Notas
El control de la Justicia, el objetivo que Jaque y Cazabán no logran alcanzar
El embate que Celso Jaque intentó durante sus primeros meses de gestión, para ir por los cargos judiciales que deberían quedar vacantes por jubilaciones de jueces, se fue diluyendo a medida que el malargüino y el resto de sus funcionarios fueron perdiendo credibilidad. Y luego de un resultado tan adverso en las últimas elecciones, la ambición de lograr colocar a hombres cercanos al Gobierno en los puestos clave de toma de decisiones judiciales quedó postergada.
Todas las fichas a la Procuración
En todo caso, si hay un cargo que desea el Ejecutivo es el que podría dejar el procurador general, Rodolfo González, si decide retirarse. Eso, siempre y cuando no se modifique la Constitución Provincial y se cree la figura del “Fiscal General”.
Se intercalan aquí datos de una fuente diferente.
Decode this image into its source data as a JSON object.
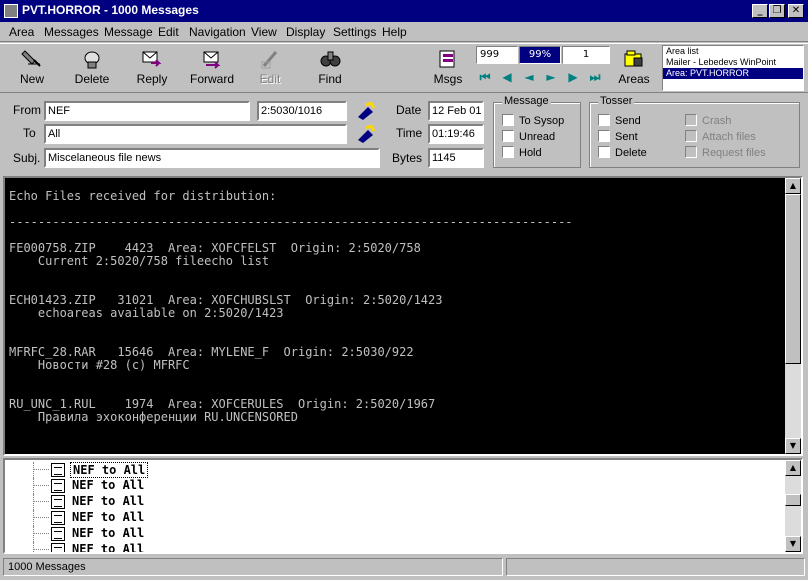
{
  "window": {
    "title": "PVT.HORROR - 1000 Messages"
  },
  "menu": [
    "Area",
    "Messages",
    "Message",
    "Edit",
    "Navigation",
    "View",
    "Display",
    "Settings",
    "Help"
  ],
  "toolbar": {
    "new": "New",
    "delete": "Delete",
    "reply": "Reply",
    "forward": "Forward",
    "edit": "Edit",
    "find": "Find",
    "msgs": "Msgs",
    "areas": "Areas"
  },
  "counters": {
    "total": "999",
    "percent": "99%",
    "current": "1"
  },
  "area_list": [
    "Area list",
    "Mailer - Lebedevs WinPoint",
    "Area: PVT.HORROR"
  ],
  "header": {
    "from_label": "From",
    "from_value": "NEF",
    "from_addr": "2:5030/1016",
    "to_label": "To",
    "to_value": "All",
    "subj_label": "Subj.",
    "subj_value": "Miscelaneous file news",
    "date_label": "Date",
    "date_value": "12 Feb 01",
    "time_label": "Time",
    "time_value": "01:19:46",
    "bytes_label": "Bytes",
    "bytes_value": "1145"
  },
  "message_group": {
    "title": "Message",
    "to_sysop": "To Sysop",
    "unread": "Unread",
    "hold": "Hold"
  },
  "tosser_group": {
    "title": "Tosser",
    "send": "Send",
    "sent": "Sent",
    "delete": "Delete",
    "crash": "Crash",
    "attach": "Attach files",
    "request": "Request files"
  },
  "body_lines": [
    "Echo Files received for distribution:",
    "",
    "------------------------------------------------------------------------------",
    "",
    "FE000758.ZIP    4423  Area: XOFCFELST  Origin: 2:5020/758",
    "    Current 2:5020/758 fileecho list",
    "",
    "",
    "ECH01423.ZIP   31021  Area: XOFCHUBSLST  Origin: 2:5020/1423",
    "    echoareas available on 2:5020/1423",
    "",
    "",
    "MFRFC_28.RAR   15646  Area: MYLENE_F  Origin: 2:5030/922",
    "    Новости #28 (c) MFRFC",
    "",
    "",
    "RU_UNC_1.RUL    1974  Area: XOFCERULES  Origin: 2:5020/1967",
    "    Правила эхоконференции RU.UNCENSORED"
  ],
  "list_rows": [
    "NEF to All",
    "NEF to All",
    "NEF to All",
    "NEF to All",
    "NEF to All",
    "NEF to All"
  ],
  "status": {
    "text": "1000 Messages"
  }
}
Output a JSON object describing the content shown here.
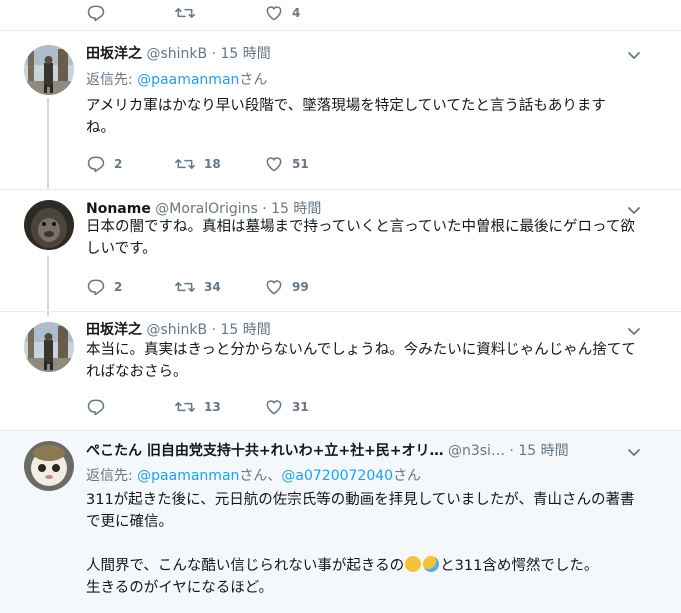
{
  "top_actions": {
    "reply": "",
    "retweet": "",
    "like": "4"
  },
  "tweets": [
    {
      "name": "田坂洋之",
      "handle": "@shinkB",
      "dot": "·",
      "time": "15 時間",
      "reply_prefix": "返信先: ",
      "reply_to": [
        "@paamanman"
      ],
      "reply_suffix": "さん",
      "text": "アメリカ軍はかなり早い段階で、墜落現場を特定していてたと言う話もありますね。",
      "replies": "2",
      "retweets": "18",
      "likes": "51"
    },
    {
      "name": "Noname",
      "handle": "@MoralOrigins",
      "dot": "·",
      "time": "15 時間",
      "text": "日本の闇ですね。真相は墓場まで持っていくと言っていた中曽根に最後にゲロって欲しいです。",
      "replies": "2",
      "retweets": "34",
      "likes": "99"
    },
    {
      "name": "田坂洋之",
      "handle": "@shinkB",
      "dot": "·",
      "time": "15 時間",
      "text": "本当に。真実はきっと分からないんでしょうね。今みたいに資料じゃんじゃん捨ててればなおさら。",
      "replies": "",
      "retweets": "13",
      "likes": "31"
    },
    {
      "name": "ぺこたん 旧自由党支持十共+れいわ+立+社+民+オリ…",
      "handle": "@n3si…",
      "dot": "·",
      "time": "15 時間",
      "reply_prefix": "返信先: ",
      "reply_to": [
        "@paamanman",
        "@a0720072040"
      ],
      "reply_mid": "さん、",
      "reply_suffix": "さん",
      "text_lines": [
        "311が起きた後に、元日航の佐宗氏等の動画を拝見していましたが、青山さんの著書で更に確信。",
        "",
        "人間界で、こんな酷い信じられない事が起きるの",
        "と311含め愕然でした。",
        "生きるのがイヤになるほど。"
      ]
    }
  ],
  "icons": {
    "reply": "reply-icon",
    "retweet": "retweet-icon",
    "like": "heart-icon",
    "caret": "chevron-down-icon"
  },
  "colors": {
    "link": "#1da1f2",
    "muted": "#657786",
    "thread": "#cdd8e0",
    "highlight": "#f5f8fa"
  }
}
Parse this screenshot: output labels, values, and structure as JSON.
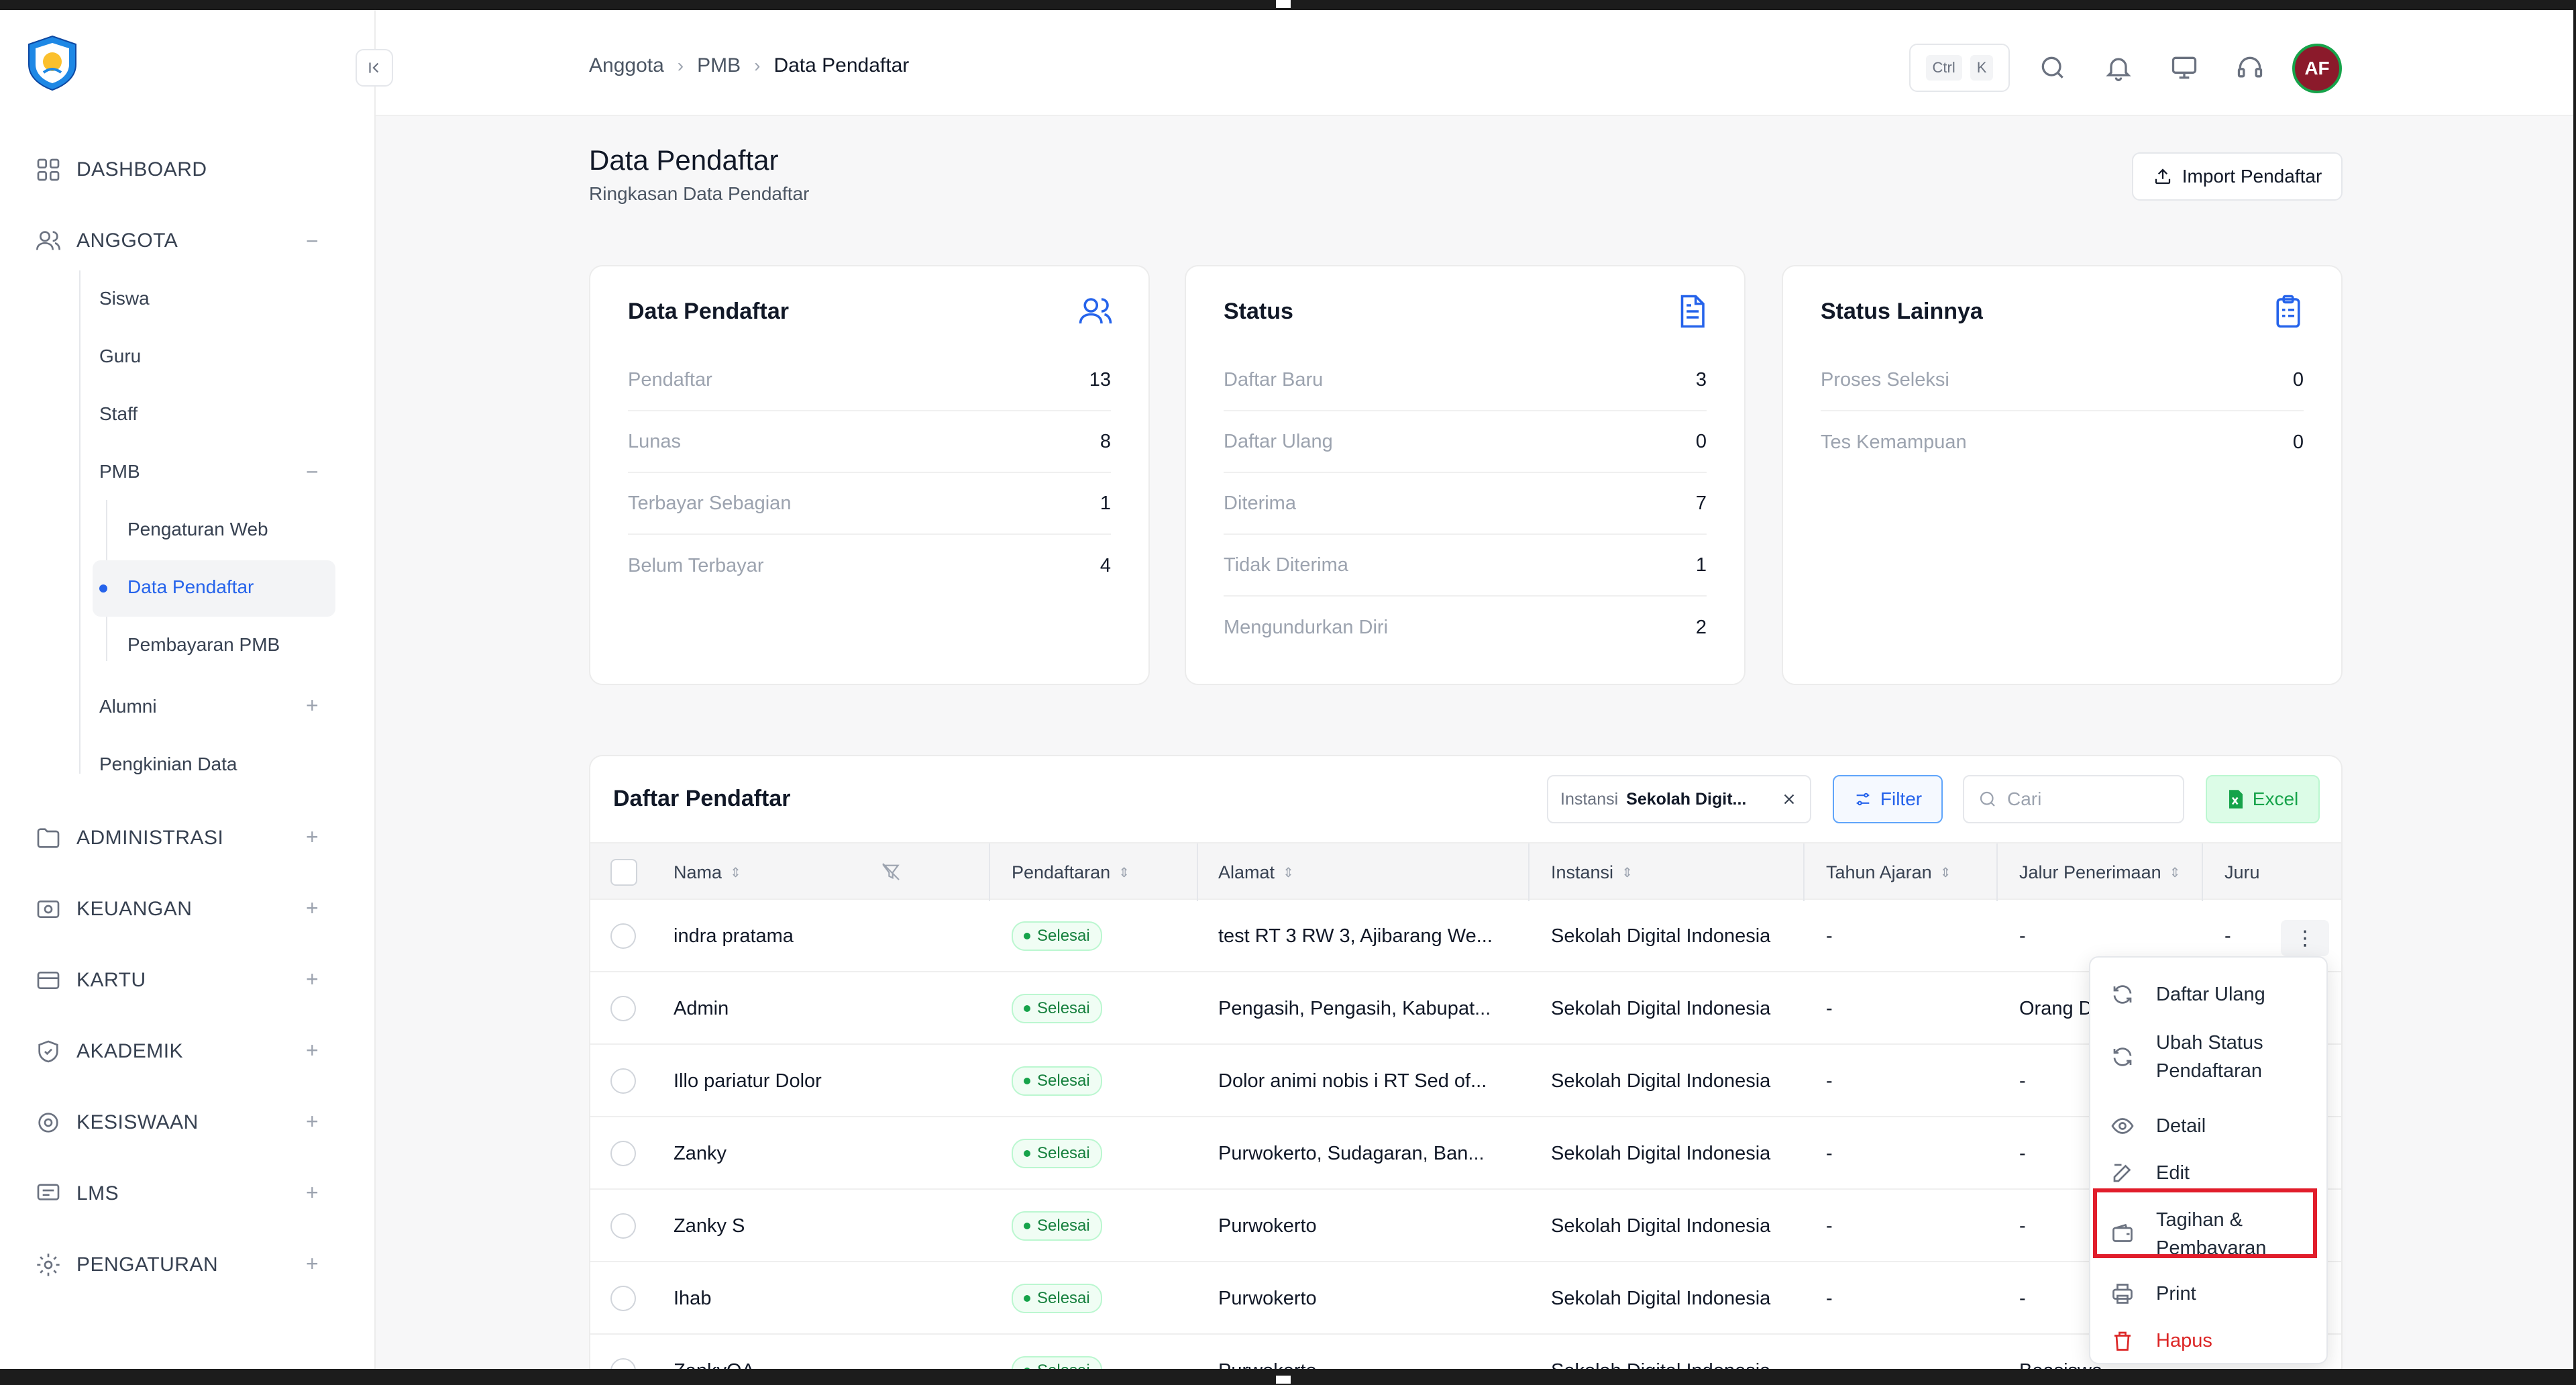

La Procuración en un lugar fundamental; para algunos, más aún que el peso que puede tener un ministro de la Corte. Entre esos “algunos”, hay alguien que supera al resto: Alejandro Cazabán.
El secretario General de la Gobernación sabe que, tal como funciona la Justicia Penal en nuestra provincia, el procurador es ni más ni menos que el jefe de los fiscales y quien levanta o baja el dedo a la hora de evaluar a los representantes del Ministerio Público. Ser procurador significa tener contacto con cuanta investigación se esté llevando a cabo en Mendoza.
“Buscan ese cargo porque quieren asegurarse la puerta de atrás para cuando dejen el gobierno. Quieren a alguien que les garantice impunidad”, afirmó un juez consultado.
El magistrado en cuestión se refirió no sólo a los funcionarios actuales, sino que el objetivo sería evitar que aparezcan causas en contra de los empresarios “amigos” de este gobierno y especialmente de Cazabán.
“Pero lo que no saben –sostuvo la misma fuente- es que el nivel de fiscales es pésimo. Sin querer, alguno lo puede complicar”.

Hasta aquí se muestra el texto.